Forests play a number of essential roles at global scale, from maintaining biological diversity to mitigating climate change. However, forests around the world are being rapidly cleared to make space for food production, threatening their continued provision of ecosystem services. Preserving the contributions of forests to human and natural systems requires improved understanding of the socio-ecological dynamics that drive, and result from, forest loss. This research will develop the necessary interdisciplinary knowledge to project forest dynamics under future global change.

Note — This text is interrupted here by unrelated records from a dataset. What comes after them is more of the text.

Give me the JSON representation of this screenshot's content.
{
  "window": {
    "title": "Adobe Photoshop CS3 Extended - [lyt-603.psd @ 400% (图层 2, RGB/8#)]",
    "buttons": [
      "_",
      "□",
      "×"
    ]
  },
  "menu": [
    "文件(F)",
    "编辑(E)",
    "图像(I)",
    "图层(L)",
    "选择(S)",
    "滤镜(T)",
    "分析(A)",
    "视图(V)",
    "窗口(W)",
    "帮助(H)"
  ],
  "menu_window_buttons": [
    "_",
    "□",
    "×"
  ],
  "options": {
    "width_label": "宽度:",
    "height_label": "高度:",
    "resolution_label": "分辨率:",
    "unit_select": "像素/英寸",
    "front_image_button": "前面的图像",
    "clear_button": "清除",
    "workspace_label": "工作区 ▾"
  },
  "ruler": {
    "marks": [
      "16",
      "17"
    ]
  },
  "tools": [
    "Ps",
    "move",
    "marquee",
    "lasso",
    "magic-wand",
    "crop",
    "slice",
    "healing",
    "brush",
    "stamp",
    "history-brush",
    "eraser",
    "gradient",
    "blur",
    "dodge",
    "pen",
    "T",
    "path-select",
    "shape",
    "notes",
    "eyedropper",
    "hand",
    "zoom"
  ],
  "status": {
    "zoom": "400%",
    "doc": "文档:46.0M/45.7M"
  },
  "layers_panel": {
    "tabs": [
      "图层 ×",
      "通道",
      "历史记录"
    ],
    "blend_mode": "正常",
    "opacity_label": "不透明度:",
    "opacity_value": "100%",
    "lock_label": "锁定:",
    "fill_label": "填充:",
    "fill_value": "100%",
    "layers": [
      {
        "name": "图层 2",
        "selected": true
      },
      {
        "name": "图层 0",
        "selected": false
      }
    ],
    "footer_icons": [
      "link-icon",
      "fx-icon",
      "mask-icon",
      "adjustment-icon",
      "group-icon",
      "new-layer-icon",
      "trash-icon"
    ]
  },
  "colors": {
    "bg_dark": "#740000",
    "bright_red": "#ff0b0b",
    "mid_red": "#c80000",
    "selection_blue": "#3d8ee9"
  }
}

While research into natural and unmanaged forests is intensive, it usually adopts disciplinary perspectives that focus on, for instance, ecological dynamics, climate feedbacks or economic optimization of management practices. This precludes consideration of the interactions between human, ecological and climatic systems that will ultimately determine changes in the world’s forests. The formal investigation of these interactions, using interdisciplinary data and methods, is therefore a major and crucial step forward. This research will establish the first conceptual and computational representation of forests as coherent, dynamic socio-ecological systems within the Earth System.
Forest preservation is a major aim of international policy initiatives, including the ‘Paris Agreement’ for the mitigation of climate change. The ecosystem services provided by forests, both locally and globally, are of huge monetary and non-monetary value to society, and are the subjects of a wide array of different policies, laws, initiatives and campaigns. Identifying ways in which the continued provision of these services can be aligned with economic development and food provision is therefore of central societal importance.